Item 7.01Regulation FD

 

Pursuant to Regulation FD, information is being attached as an Exhibit to this Current Report with respect to a presentation made available by Juniata Valley Financial Corp. on June 26, 2015. This presentation provides an overview of Juniata’s strategy with respect to its acquisition of FNBPA.

 

 
 

 

The presentation includes certain non-GAAP financial measures. The Company uses these adjusted performance measures in managing the business, including communications with its Board of Directors and employees, and believes that they provide users of this financial information with meaningful comparisons of operating performance between current results and results in prior periods. The Company believes that these non-GAAP financial measures are appropriate to enhance understanding of its past performance as well as prospects for its future performance. A reconciliation of these adjustments to the most directly comparable GAAP measures is included as the last page of the investor presentation, which was filed with this Form 8-K as Exhibit 99.2. These non-GAAP measures should not be considered in isolation or as a substitute for the most comparable GAAP measures.

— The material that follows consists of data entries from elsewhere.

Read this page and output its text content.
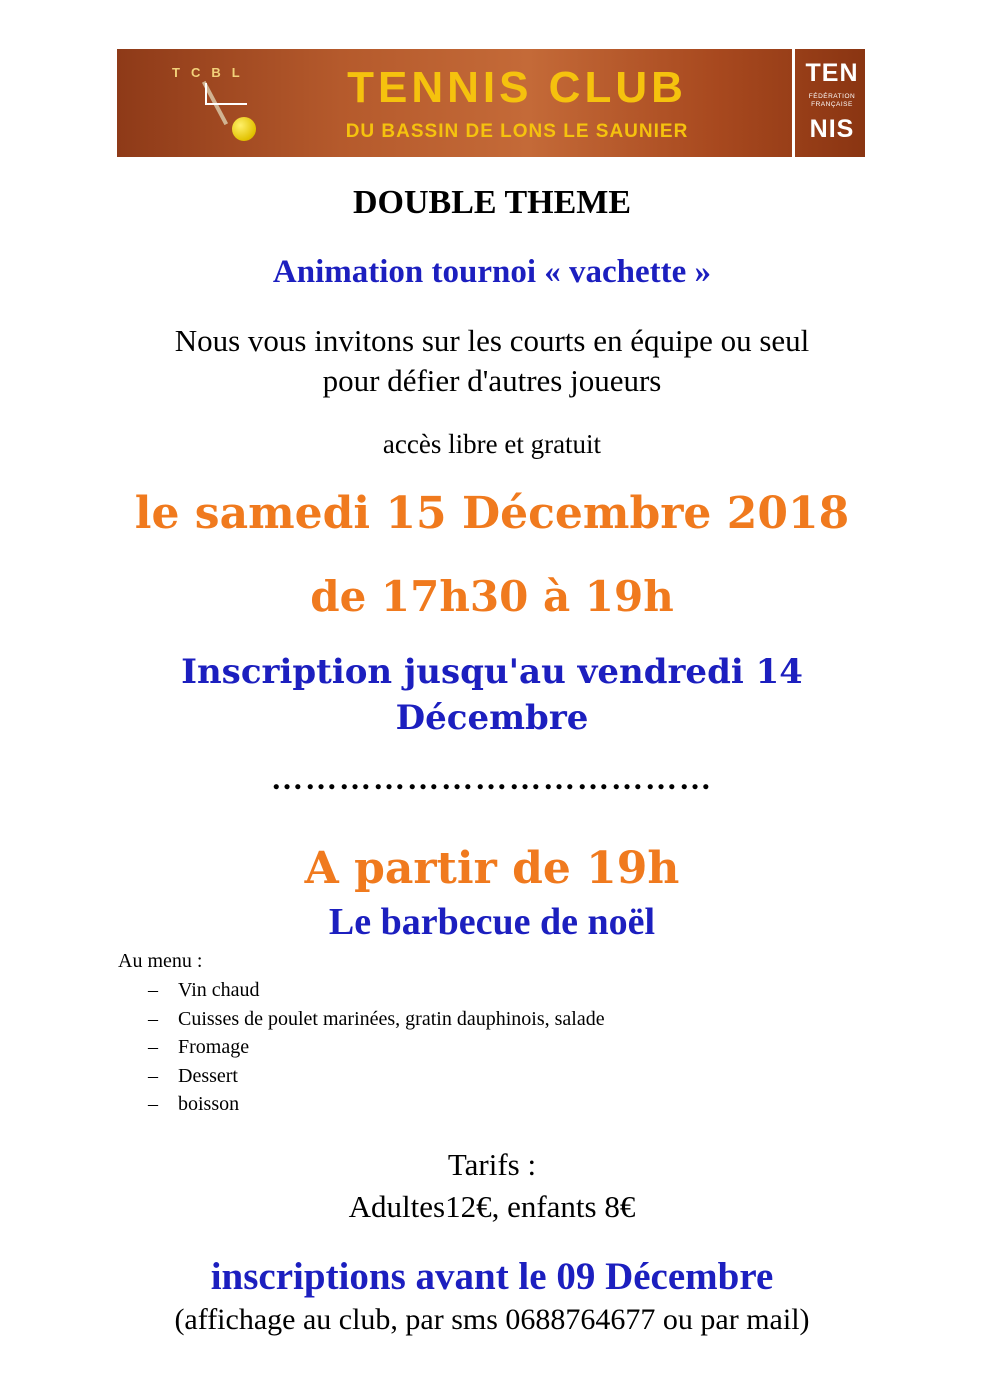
TCBL	TENNIS CLUB
DU BASSIN DE LONS LE SAUNIER
TEN
FÉDÉRATION FRANÇAISE
NIS
DOUBLE THEME
Animation tournoi « vachette »
Nous vous invitons sur les courts en équipe ou seul
pour défier d'autres joueurs
accès libre et gratuit
le samedi 15 Décembre 2018
de 17h30 à 19h
Inscription jusqu'au vendredi 14
Décembre
…………………………………
A partir de 19h
Le barbecue de noël
Au menu :
–	Vin chaud
–	Cuisses de poulet marinées, gratin dauphinois, salade
–	Fromage
–	Dessert
–	boisson
Tarifs :
Adultes12€, enfants 8€
inscriptions avant le 09 Décembre
(affichage au club, par sms 0688764677 ou par mail)
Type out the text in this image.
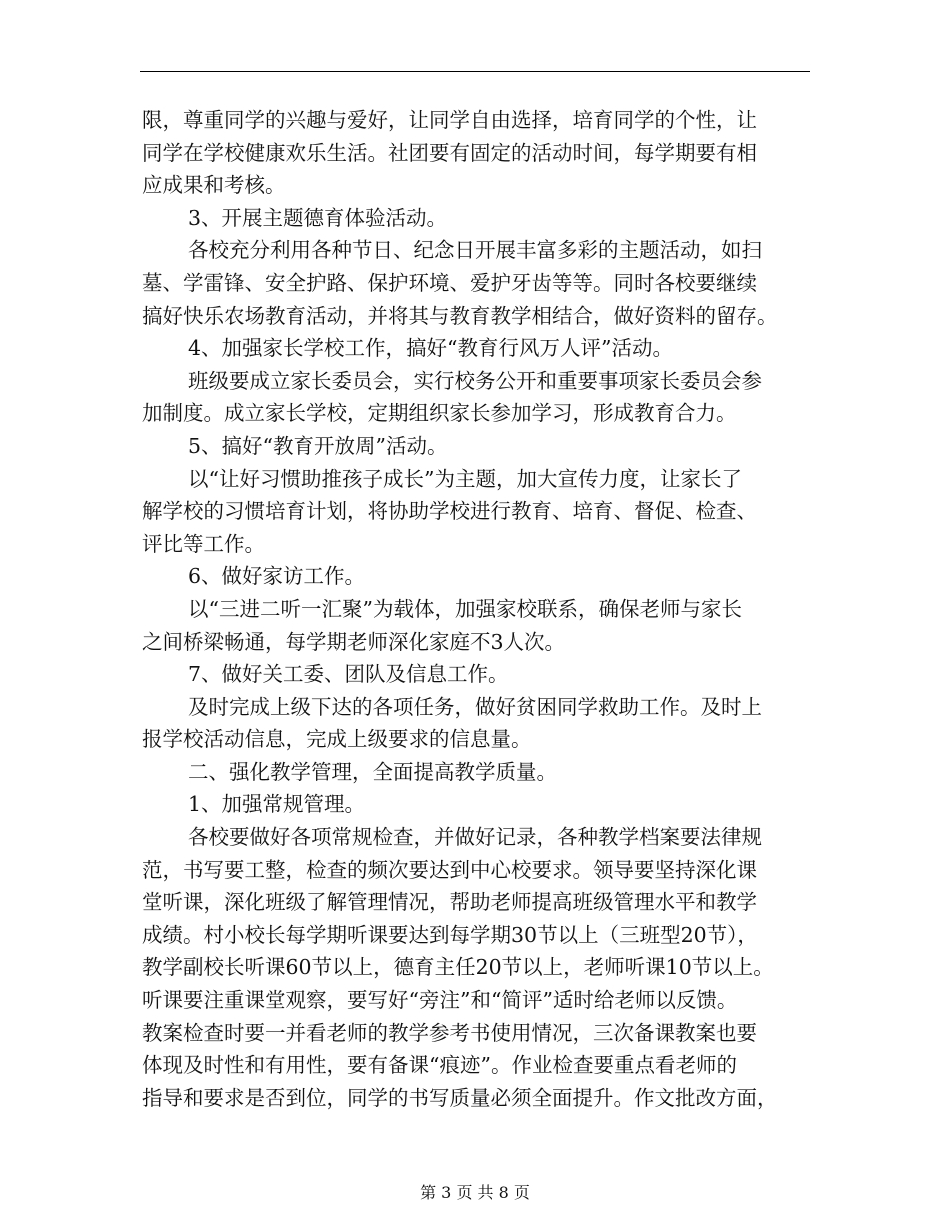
限，尊重同学的兴趣与爱好，让同学自由选择，培育同学的个性，让
同学在学校健康欢乐生活。社团要有固定的活动时间，每学期要有相
应成果和考核。
3、开展主题德育体验活动。
各校充分利用各种节日、纪念日开展丰富多彩的主题活动，如扫
墓、学雷锋、安全护路、保护环境、爱护牙齿等等。同时各校要继续
搞好快乐农场教育活动，并将其与教育教学相结合，做好资料的留存。
4、加强家长学校工作，搞好“教育行风万人评”活动。
班级要成立家长委员会，实行校务公开和重要事项家长委员会参
加制度。成立家长学校，定期组织家长参加学习，形成教育合力。
5、搞好“教育开放周”活动。
以“让好习惯助推孩子成长”为主题，加大宣传力度，让家长了
解学校的习惯培育计划，将协助学校进行教育、培育、督促、检查、
评比等工作。
6、做好家访工作。
以“三进二听一汇聚”为载体，加强家校联系，确保老师与家长
之间桥梁畅通，每学期老师深化家庭不3人次。
7、做好关工委、团队及信息工作。
及时完成上级下达的各项任务，做好贫困同学救助工作。及时上
报学校活动信息，完成上级要求的信息量。
二、强化教学管理，全面提高教学质量。
1、加强常规管理。
各校要做好各项常规检查，并做好记录，各种教学档案要法律规
范，书写要工整，检查的频次要达到中心校要求。领导要坚持深化课
堂听课，深化班级了解管理情况，帮助老师提高班级管理水平和教学
成绩。村小校长每学期听课要达到每学期30节以上（三班型20节），
教学副校长听课60节以上，德育主任20节以上，老师听课10节以上。
听课要注重课堂观察，要写好“旁注”和“简评”适时给老师以反馈。
教案检查时要一并看老师的教学参考书使用情况，三次备课教案也要
体现及时性和有用性，要有备课“痕迹”。作业检查要重点看老师的
指导和要求是否到位，同学的书写质量必须全面提升。作文批改方面，
第 3 页 共 8 页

Non-GAAP financial measures utilized by the Company may not be comparable to non-GAAP financial measures used by other companies.

 

 
 

 

Item 9.01.Exhibits.

 

Exhibit No.   Description
     
2.1   Agreement and Plan of Merger, dated June 26, 2015
     
99.1   Press Release, dated June 26, 2015
     
99.2   Investor Presentation, dated June 26, 2015
     
99.3   Employee Presentation, dated June 26, 2015

 

 
 

 

SIGNATURE

 

Pursuant to the requirements of the Securities Exchange Act of 1934, the registrant has duly caused this report to be signed on its behalf by the undersigned thereunto duly authorized.

 

    JUNIATA VALLEY FINANCIAL CORP.
     
  By: /s/ Marcie A. Barber
    Name: Marcie A. Barber
    Title:  President and Chief Executive Officer

 

Dated: June 26, 2015

 

 
 

 

EXHIBIT INDEX

 

Exhibit No.   Description
     
2.1   Agreement and Plan of Merger, dated June 26, 2015
     
99.1   Press Release, dated June 26, 2015.